Un récent rapport publié par l’Organisation des Nations unies pour l’alimentation et l’agriculture exprime de sérieuses inquiétudes concernant « l’impact négatif considérable » des usines de farine et d’huile de poisson sur les stocks de poissons du Sénégal.
 
Djibril ajoute qu’ “avant la mer était propre, c’était très net en dessous, on arrivait à voir de nombreuses espèces mais ce n’est plus possible à cause de la pollution de l’eau, il y a beaucoup de déchets. Il y a des espèces comme les tortues qui vivent des algues marines mais parfois elles confondent leur nourriture habituelle avec les sachets plastiques qui sont au fond de la mer et ça les tue.

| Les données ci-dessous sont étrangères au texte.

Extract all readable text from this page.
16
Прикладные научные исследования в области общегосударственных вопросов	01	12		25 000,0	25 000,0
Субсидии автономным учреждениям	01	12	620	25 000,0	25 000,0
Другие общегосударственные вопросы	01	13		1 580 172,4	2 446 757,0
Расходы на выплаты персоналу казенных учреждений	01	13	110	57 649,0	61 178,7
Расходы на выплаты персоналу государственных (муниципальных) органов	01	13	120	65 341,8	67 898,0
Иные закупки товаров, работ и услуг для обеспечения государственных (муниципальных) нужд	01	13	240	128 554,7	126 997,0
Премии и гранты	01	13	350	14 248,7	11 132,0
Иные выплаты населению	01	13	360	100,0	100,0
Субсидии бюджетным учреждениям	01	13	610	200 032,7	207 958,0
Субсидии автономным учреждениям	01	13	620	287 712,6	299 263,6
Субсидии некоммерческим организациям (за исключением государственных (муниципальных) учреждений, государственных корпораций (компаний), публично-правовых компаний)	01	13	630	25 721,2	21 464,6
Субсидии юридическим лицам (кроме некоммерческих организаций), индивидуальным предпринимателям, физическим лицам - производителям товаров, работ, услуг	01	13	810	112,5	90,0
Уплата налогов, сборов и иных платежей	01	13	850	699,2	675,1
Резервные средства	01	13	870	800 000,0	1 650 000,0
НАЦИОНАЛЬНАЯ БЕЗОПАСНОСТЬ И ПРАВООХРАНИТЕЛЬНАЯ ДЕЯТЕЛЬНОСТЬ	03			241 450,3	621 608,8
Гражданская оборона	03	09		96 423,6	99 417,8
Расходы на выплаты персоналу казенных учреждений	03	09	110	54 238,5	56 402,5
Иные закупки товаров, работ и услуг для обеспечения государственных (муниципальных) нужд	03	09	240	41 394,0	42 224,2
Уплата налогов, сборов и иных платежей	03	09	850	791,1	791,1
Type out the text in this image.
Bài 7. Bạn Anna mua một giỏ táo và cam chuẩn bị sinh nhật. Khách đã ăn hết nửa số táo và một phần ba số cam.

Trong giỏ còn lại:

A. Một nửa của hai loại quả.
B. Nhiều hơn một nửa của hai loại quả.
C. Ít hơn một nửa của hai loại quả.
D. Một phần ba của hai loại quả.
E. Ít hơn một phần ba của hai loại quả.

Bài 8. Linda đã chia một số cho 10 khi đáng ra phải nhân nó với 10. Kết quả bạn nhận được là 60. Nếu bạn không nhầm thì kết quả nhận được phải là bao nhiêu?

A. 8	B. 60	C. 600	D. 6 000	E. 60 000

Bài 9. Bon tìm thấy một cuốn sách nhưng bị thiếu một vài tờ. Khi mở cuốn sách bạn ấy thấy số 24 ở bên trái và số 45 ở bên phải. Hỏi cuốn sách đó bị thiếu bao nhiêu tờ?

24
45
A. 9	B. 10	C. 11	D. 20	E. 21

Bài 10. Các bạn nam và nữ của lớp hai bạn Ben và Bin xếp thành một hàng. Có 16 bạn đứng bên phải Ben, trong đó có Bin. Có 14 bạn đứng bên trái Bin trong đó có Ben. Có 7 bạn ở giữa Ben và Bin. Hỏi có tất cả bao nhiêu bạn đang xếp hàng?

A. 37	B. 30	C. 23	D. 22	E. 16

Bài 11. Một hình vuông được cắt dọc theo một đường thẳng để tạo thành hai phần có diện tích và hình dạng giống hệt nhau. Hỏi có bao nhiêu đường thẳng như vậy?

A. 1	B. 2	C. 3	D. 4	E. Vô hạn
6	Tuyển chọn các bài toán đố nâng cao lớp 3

Nous lançons également un appel aux autorités pour la protection de ces aires marines surtout dans la délivrance des licences de pêche car les bateaux cargo présents dans la zone raclent les fonds marins et ne laissent plus aucun poisson surtout les petits poissons. Il ne reste plus rien ». 
 
Cet appel des plongeurs de Ngor fait écho aux alertes répétées de Greenpeace Afrique sur les multiples menaces sur l’écosystème marin en Afrique de l’ouest.
 
Le Dr Aliou Ba, responsable de la campagne Océans à Greenpeace Afrique, partage cet avis. « La perte tragique de ces magnifiques espèces se reflète dans la destruction des stocks de poissons d’Afrique de l’Ouest », explique-t-il.
« La mer renferme une économie aux multiples facettes avec des dizaines de milliers d’acteurs aux profils variés dont il urge de sauvegarder l’outil de travail » ajoute-t-il.
 
Greenpeace Afrique appelle ainsi l’Etat à agir en urgence pour lutter contre la surexploitation des ressources halieutiques et à réguler les industries telles que celles de la farine de poisson qui constituent une grave menace pour la biodiversité marine.
 
Commentant les chiffres récents du Réseau mondial des crises alimentaires qui montrent que près de cinq millions de personnes au Sénégal sont déjà proches des niveaux de crise d’insécurité alimentaire, Dr Ba a déclaré : « Pour la même raison que les plongeurs sont privés du plaisir de découvrir la nature, les pêcheurs et les femmes transformatrices de poisson du Sénégal sont privés de leurs moyens de subsistance. Et les familles sénégalaises sont privées d’une alimentation abordable. L’État sénégalais doit arrêter les usines qui utilisent du poisson comestible et s’assurer que sa priorité va à son peuple et non à l’amélioration de la vie des pays plus riches.